How long with the market correction last?
While past corrections cannot correctly determine how the markets will play out this time, historically, the markets have ultimately recovered from declines caused by panic over epidemic outbreaks, including SARS, swine flu, ebola and other viruses.
According to CNBC and Goldman Sachs' analysis, there have been 26 market corrections in the past since World War II with an average fall of 13 percent over the period 4 months (on an average).
These corrections have taken 4 to 6 months to recover, on an average.
While that feels fairly reassuring, there is one limitation. The data analysed showed that if we were to enter the bear market territory, which is when the markets are down by over 20 percent from a high, the recovery time will be much longer.
The research further showed that there have been 12 bear markets since World War II with an average decline of 32.5 percent. The last one was seen from October 2007 to March 2009, when markets fell 57 percent and took over four years to recover. If you recall, this was also known as the period of great recession in the global economy which lasted 19 months.
On average, bear markets after World War II have lasted 14.5 months and have taken two years to recover.
Right now, with over 1 lakh infection cases reported around the world and severe restrictions imposed on mass gatherings and transports, it is hard to say if coronavirus is more severe than other epidemics or if it will have a more drastic effect than the great recession.

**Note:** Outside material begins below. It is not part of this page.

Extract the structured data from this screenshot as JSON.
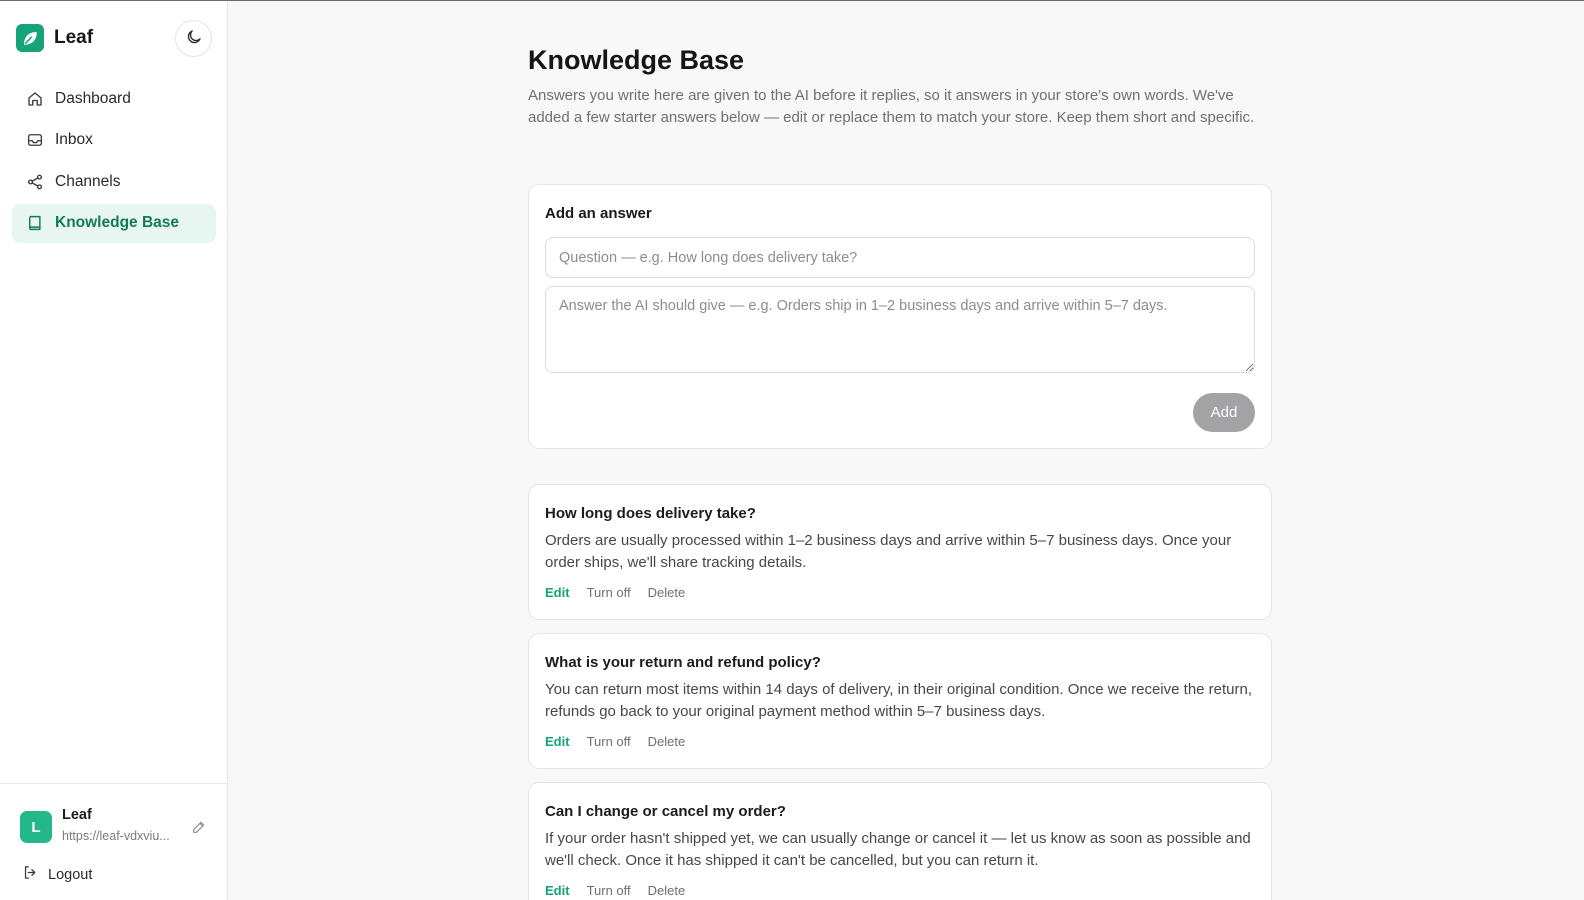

The silver lining is that globalisation and modern technology has enabled non-manufacturing firms to carry on businesses. Large tech and banking firms have asked employees to work from home or have prepared themselves in case the need arises, to assure continuity of their services.
Conclusion
Dramatic declines will take a while to recover. Your investments, including mutual funds, will also take a few months to make a significant recovery unless they have suffered due to reasons other than the effects of global sell-off.
If you invest in direct equity, you could pick up some good quality stocks at the current discounted prices with a long term perspective. Experts suggest looking at individual stock investments with a 5 to 10-year investment horizon and not give heed to market fluctuations.